For mainstream systems, and where data storage needs are relatively modest – up to around 20TB – RAID 6 is likely to suffice. Most IT architects calculate that the greater resilience of RAID 6 is worth the cost increase or capacity penalty over RAID 5. RAID 10 is also an option, typically for the most latency-sensitive applications and for high availability.
Even so, suppliers are developing new forms of data protection that are better suited to flash-based storage, by cutting the capacity overhead. These systems also exploit the smaller average drive size for flash, to distribute parity data across more volumes.
Vendors of all-flash arrays have largely offered RAID 6 to date, but a number of companies have challenged this with new technologies.
Kaminario, for example, uses a 22+2 format for its all-flash arrays. This cuts the overhead, but only works with arrays with 24 or more drives.
VAST Data combines Intel Optane SSDs and QLC SSDs and uses a very economical 150+4 design, which works out at an overhead of around 2%. But the minimum system capacity is 1PB.
Adoption of erasure coding has been driven by the large cloud platforms, but it is becoming more common in hybrid and on-premise object storage. Erasure coding is likely to be more common, not least because it gives enterprises more control over the level of protection they want, as well as physical redundancy.
The downside of erasure coding has largely been performance, although with all-flash storage performance, that gap has narrowed.
Flash systems do, however, have some key technical differences that affect the design of RAID schemes.

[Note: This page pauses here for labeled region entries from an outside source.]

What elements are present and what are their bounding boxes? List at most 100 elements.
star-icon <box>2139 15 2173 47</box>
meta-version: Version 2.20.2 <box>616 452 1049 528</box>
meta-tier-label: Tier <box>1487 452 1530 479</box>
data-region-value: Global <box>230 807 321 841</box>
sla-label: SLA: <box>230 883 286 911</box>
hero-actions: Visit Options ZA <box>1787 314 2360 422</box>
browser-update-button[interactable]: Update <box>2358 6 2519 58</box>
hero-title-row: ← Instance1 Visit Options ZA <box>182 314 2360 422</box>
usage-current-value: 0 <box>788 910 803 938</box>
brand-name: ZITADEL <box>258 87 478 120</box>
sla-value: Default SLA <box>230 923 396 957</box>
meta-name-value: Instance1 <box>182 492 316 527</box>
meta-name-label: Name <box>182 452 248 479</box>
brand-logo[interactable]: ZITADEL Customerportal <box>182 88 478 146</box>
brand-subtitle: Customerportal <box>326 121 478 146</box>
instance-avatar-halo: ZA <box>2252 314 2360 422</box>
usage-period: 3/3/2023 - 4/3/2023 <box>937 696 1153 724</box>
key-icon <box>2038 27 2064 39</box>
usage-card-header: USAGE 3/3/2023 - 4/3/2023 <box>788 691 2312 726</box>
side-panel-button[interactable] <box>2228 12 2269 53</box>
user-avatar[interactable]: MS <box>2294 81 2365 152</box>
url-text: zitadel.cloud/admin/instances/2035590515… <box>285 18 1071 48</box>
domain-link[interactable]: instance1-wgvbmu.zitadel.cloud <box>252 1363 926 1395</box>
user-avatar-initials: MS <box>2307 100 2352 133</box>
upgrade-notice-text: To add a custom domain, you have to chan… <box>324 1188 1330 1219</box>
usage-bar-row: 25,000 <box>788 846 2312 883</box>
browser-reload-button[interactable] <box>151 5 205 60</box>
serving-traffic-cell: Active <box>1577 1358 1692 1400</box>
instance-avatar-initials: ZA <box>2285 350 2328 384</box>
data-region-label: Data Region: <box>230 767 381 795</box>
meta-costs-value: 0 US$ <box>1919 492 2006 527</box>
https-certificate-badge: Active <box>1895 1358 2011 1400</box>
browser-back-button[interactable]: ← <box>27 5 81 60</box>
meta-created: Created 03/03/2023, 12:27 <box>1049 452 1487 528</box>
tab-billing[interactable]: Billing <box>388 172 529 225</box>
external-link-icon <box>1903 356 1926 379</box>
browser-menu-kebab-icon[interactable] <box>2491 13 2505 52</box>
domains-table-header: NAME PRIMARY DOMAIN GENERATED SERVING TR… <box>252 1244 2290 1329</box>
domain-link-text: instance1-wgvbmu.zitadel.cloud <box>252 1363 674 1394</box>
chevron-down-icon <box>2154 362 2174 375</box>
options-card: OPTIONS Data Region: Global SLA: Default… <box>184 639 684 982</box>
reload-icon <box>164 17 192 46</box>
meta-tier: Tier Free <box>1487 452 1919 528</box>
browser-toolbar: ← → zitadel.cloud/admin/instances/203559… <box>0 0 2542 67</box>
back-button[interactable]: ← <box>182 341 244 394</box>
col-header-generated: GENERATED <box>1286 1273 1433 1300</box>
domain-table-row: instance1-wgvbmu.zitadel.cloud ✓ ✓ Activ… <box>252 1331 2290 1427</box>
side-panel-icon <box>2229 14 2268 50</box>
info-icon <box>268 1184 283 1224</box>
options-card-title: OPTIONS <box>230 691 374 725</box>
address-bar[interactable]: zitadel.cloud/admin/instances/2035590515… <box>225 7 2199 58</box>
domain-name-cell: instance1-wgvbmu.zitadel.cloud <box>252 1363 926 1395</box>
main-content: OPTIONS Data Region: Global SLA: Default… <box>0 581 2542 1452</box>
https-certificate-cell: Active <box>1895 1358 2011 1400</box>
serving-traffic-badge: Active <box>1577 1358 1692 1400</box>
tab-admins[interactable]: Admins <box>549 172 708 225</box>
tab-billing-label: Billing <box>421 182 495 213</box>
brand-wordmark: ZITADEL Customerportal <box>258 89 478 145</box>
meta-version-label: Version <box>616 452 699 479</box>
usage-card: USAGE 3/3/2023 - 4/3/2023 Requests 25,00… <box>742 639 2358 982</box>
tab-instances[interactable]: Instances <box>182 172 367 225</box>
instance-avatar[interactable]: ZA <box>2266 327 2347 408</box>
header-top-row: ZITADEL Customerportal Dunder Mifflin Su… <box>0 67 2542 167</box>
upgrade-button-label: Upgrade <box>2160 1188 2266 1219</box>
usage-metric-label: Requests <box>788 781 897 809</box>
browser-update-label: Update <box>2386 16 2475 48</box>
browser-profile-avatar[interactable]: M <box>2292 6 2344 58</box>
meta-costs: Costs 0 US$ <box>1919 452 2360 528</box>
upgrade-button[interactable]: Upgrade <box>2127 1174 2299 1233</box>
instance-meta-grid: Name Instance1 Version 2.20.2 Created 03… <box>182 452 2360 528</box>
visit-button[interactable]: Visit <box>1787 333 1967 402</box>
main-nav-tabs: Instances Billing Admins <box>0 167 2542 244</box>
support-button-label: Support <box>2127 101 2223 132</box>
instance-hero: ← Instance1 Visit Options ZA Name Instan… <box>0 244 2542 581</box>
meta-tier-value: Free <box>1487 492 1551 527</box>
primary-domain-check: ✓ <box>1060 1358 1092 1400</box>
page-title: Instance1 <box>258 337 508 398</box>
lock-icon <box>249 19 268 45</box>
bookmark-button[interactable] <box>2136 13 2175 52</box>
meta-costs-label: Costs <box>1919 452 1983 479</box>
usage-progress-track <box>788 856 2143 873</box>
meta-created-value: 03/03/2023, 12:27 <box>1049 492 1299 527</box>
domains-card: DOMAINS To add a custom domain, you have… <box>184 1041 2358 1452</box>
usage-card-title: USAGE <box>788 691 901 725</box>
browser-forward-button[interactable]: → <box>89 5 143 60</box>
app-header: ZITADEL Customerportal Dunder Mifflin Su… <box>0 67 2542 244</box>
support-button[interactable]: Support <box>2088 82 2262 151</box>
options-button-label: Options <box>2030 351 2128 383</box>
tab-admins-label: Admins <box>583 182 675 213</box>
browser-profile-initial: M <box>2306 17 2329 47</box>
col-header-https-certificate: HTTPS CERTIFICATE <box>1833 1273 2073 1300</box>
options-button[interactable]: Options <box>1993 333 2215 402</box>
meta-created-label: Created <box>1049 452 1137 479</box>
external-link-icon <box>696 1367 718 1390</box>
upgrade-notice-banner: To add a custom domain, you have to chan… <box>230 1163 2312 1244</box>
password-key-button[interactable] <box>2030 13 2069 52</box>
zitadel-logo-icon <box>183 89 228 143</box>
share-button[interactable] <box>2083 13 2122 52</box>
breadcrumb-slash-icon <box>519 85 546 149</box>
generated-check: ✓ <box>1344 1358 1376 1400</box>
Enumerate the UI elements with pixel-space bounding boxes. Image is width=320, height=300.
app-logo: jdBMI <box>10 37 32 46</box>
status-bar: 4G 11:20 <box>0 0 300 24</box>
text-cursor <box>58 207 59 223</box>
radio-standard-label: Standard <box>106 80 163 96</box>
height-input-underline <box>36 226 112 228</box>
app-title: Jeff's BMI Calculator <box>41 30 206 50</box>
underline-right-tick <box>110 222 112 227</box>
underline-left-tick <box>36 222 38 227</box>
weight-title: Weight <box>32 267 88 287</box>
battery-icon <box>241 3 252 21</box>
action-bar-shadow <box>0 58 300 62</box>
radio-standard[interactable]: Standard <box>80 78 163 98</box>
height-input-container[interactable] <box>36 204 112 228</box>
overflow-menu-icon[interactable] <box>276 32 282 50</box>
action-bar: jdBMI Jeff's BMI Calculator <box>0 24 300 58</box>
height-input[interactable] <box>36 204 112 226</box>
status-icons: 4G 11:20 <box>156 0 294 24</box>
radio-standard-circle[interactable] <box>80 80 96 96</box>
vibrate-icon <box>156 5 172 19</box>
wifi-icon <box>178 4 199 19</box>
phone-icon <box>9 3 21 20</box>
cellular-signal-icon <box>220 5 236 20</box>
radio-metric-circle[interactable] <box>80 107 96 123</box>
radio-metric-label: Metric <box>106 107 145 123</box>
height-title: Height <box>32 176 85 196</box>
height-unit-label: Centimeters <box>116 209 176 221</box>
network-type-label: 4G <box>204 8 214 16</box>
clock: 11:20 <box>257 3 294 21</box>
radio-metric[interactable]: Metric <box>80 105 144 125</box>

Flash storage deteriorates the more it is used, and that is more the case with writes than reads. Newer but cheaper flash media, such as quad-level cell (QLC), has a shorter write life than previous generations of NAND flash. But enterprise applications can be write-intensive, so hardware designers have to create techniques to minimise the writes and extend the system’s working life.
This is not something that happens with spinning disk, so IT departments cannot simply “lift and shift” workloads from conventional to flash arrays and expect the same levels of protection.
“When designing data protection algorithms for flash-based data, you have some new inputs – much lower latency and higher throughput, but much lower endurance,” says Burgener. “So schemes that minimise writes are more interesting.”